Last night I pulled the code P0325-Knock Sensor Bank 1. Last week in 95 degree weather, the car was overheat while driving with AC on. A weird thing is the Temperature Gauge shot up. After I turned off the AC and put on maximum heat, the needle dropped down to 9 o'clock position. Should it change gradually up and down? 

After this, I changed new coolant, oil/filter (synthetic and nissan filter) and a new thermostat. The car is not overheat now. But it is running hot and the engine sounds like knocking. I always fill up with 92 Octane from SA. The car is not responsive after into 30-40 minutes drive.

So what should I look for?

Engine Coolant Temperature Sensor?
EGR valve?

Thanks

Saig


----------



## smj999smj (Jan 1, 2006)

Did you use a Nissan thermostat? Is the radiator cooling fan working? Is there any restriction of airflow through the AC condensor and radiator cores? Condition of radiator (flow tested)? Did you purge the air out of the cooling system?

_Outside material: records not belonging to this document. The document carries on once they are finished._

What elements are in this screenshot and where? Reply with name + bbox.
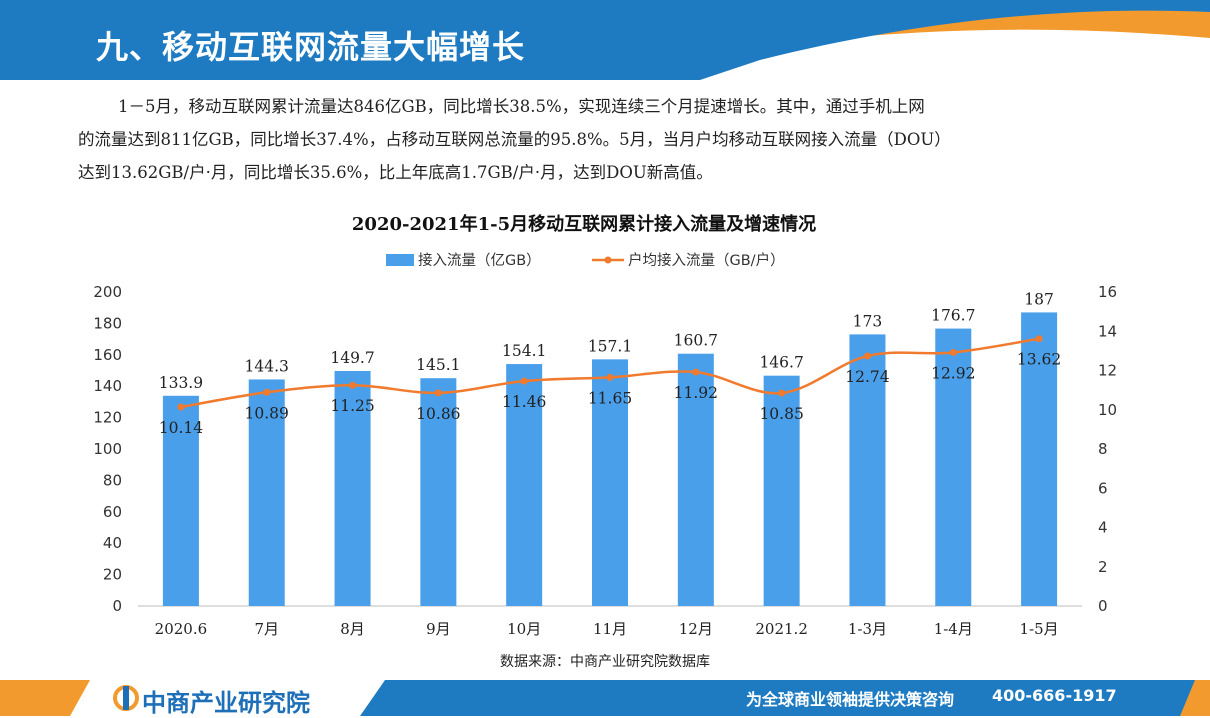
line-point: [778, 389, 786, 397]
legend-label-line: 户均接入流量（GB/户）: [628, 252, 785, 269]
x-tick-label: 10月: [507, 620, 541, 638]
x-tick-label: 8月: [340, 620, 365, 638]
y-right-tick-label: 2: [1098, 558, 1108, 576]
y-left-tick-label: 20: [103, 566, 122, 584]
y-left-tick-label: 0: [112, 597, 122, 615]
bar: [935, 328, 972, 606]
x-tick-label: 12月: [679, 620, 713, 638]
legend-swatch-marker: [604, 256, 612, 264]
y-left-tick-label: 160: [93, 346, 122, 364]
line-value-label: 10.86: [416, 405, 460, 423]
line-point: [520, 377, 528, 385]
y-left-tick-label: 120: [93, 409, 122, 427]
bar: [334, 370, 371, 606]
y-left-tick-label: 180: [93, 314, 122, 332]
line-value-label: 11.25: [330, 397, 374, 415]
line-value-label: 12.92: [931, 364, 975, 382]
line-point: [863, 352, 871, 360]
bar-value-label: 173: [853, 312, 883, 330]
bar-value-label: 149.7: [330, 349, 374, 367]
x-tick-label: 1-4月: [934, 620, 973, 638]
bar: [592, 359, 628, 606]
x-tick-label: 2021.2: [755, 620, 808, 638]
data-source: 数据来源：中商产业研究院数据库: [500, 654, 710, 670]
footer-phone: 400-666-1917: [992, 686, 1117, 705]
x-tick-label: 7月: [254, 620, 279, 638]
x-tick-label: 1-3月: [848, 620, 887, 638]
page-title: 九、移动互联网流量大幅增长: [96, 28, 526, 66]
line-point: [1035, 335, 1043, 343]
line-point: [692, 368, 700, 376]
line-value-label: 10.14: [159, 419, 204, 437]
bar: [763, 375, 800, 606]
line-point: [434, 389, 442, 397]
paragraph-line: 达到13.62GB/户·月，同比增长35.6%，比上年底高1.7GB/户·月，达…: [78, 163, 713, 182]
chart: 0 20 40 60 80 100 120 140 160 180 200 0 2 4 6 8 10 12 14 16…: [93, 252, 1117, 638]
company-logo-icon: [113, 685, 139, 711]
paragraph-line: 1－5月，移动互联网累计流量达846亿GB，同比增长38.5%，实现连续三个月提…: [118, 97, 925, 116]
bar: [849, 334, 886, 606]
bar: [162, 395, 199, 606]
y-right-tick-label: 14: [1098, 322, 1117, 340]
header-banner: [0, 0, 1210, 80]
line-value-label: 12.74: [845, 368, 890, 386]
y-left-tick-label: 200: [93, 283, 122, 301]
line-value-label: 13.62: [1017, 351, 1061, 369]
line-point: [263, 388, 271, 396]
y-right-tick-label: 10: [1098, 401, 1117, 419]
y-right-tick-label: 6: [1098, 479, 1108, 497]
line-value-label: 10.85: [759, 405, 803, 423]
x-tick-label: 2020.6: [155, 620, 208, 638]
bar-value-label: 160.7: [674, 332, 718, 350]
line-value-label: 10.89: [245, 404, 289, 422]
chart-title: 2020-2021年1-5月移动互联网累计接入流量及增速情况: [351, 214, 817, 235]
y-right-tick-label: 12: [1098, 362, 1117, 380]
bar-value-label: 146.7: [759, 354, 803, 372]
line-point: [177, 403, 185, 411]
y-right-tick-label: 4: [1098, 519, 1108, 537]
paragraph-line: 的流量达到811亿GB，同比增长37.4%，占移动互联网总流量的95.8%。5月…: [78, 130, 951, 149]
line-point: [949, 348, 957, 356]
x-tick-label: 9月: [426, 620, 451, 638]
footer-bar: [0, 680, 1210, 716]
footer-slogan: 为全球商业领袖提供决策咨询: [746, 690, 955, 709]
line-point: [606, 373, 614, 381]
line-value-label: 11.46: [502, 393, 546, 411]
summary-paragraph: 1－5月，移动互联网累计流量达846亿GB，同比增长38.5%，实现连续三个月提…: [78, 90, 1133, 189]
y-right-tick-label: 0: [1098, 597, 1108, 615]
y-left-tick-label: 140: [93, 377, 122, 395]
bar-value-label: 187: [1024, 290, 1054, 308]
line-point: [349, 381, 357, 389]
bar: [506, 364, 543, 606]
legend-swatch-bar: [386, 254, 414, 266]
y-left-tick-label: 100: [93, 440, 122, 458]
bar: [420, 378, 457, 606]
x-tick-label: 1-5月: [1020, 620, 1059, 638]
y-right-tick-label: 8: [1098, 440, 1108, 458]
x-tick-label: 11月: [593, 620, 627, 638]
legend-label-bar: 接入流量（亿GB）: [418, 252, 541, 269]
bar-value-label: 144.3: [245, 357, 289, 375]
bar: [248, 379, 285, 606]
line-value-label: 11.65: [588, 389, 632, 407]
y-left-tick-label: 60: [103, 503, 122, 521]
y-left-tick-label: 80: [103, 471, 122, 489]
bar-value-label: 157.1: [588, 337, 632, 355]
bar-value-label: 145.1: [416, 356, 460, 374]
line-value-label: 11.92: [674, 384, 718, 402]
bar: [677, 353, 714, 606]
bar: [1021, 312, 1058, 606]
y-left-tick-label: 40: [103, 534, 122, 552]
bar-value-label: 176.7: [931, 307, 975, 325]
bar-value-label: 133.9: [159, 374, 203, 392]
bar-value-label: 154.1: [502, 342, 546, 360]
company-logo-text: 中商产业研究院: [142, 689, 310, 717]
y-right-tick-label: 16: [1098, 283, 1117, 301]
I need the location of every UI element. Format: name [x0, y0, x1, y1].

A hot running engine will cause the engine to knock. Sounds like the gauge and knock sensor are working properly.


----------



## saig (Aug 16, 2007)

Yes, I use new Nissan thermostat. Both the radiator fans are working. I don't know how to purge the air. When changing the coolant I followed this guide: motorvate.ca v2.0 - *THE* DIY Maxima Website. It did not mention about purging air. Do you know how to do it with the Maxima 97?

Thanks smj999smj
Saig


----------



## smj999smj (Jan 1, 2006)

Nissan later revised the procedure, using a coolant system tool that puts the system under a vacuum and allows the vacuum to suck in the coolant (thus, no air pockets). It's nice to have the tool, but not necessary...especially since you already have installed the coolant. There should be an air bleed valve on the engine...I believe it's near the coolant temp sensor, but don't quote me. With the engine cool and the radiator cap removed, loosen the air bleed screw and purge out the air until you get a constant stream of coolant. At this point, the engine should be run until all of the air bubbles are out of the coolant. It's best if you can raise the front end of the car up slightly. Run the engine without the cap until the thermostat opens and the air bubbles stop. The best way to do this is with a Lisle 2qt. funnel kit with rad. adapters. It allows you to securely attach the funnel to the radiator neck and fill the coolant system until it is about 1/3-1/2 up the funnel. Runn the engine and you can more easily observe the coolant and allows for less mess when the coolant surges as it expands and contracts. The funnel kit runs about $20.


----------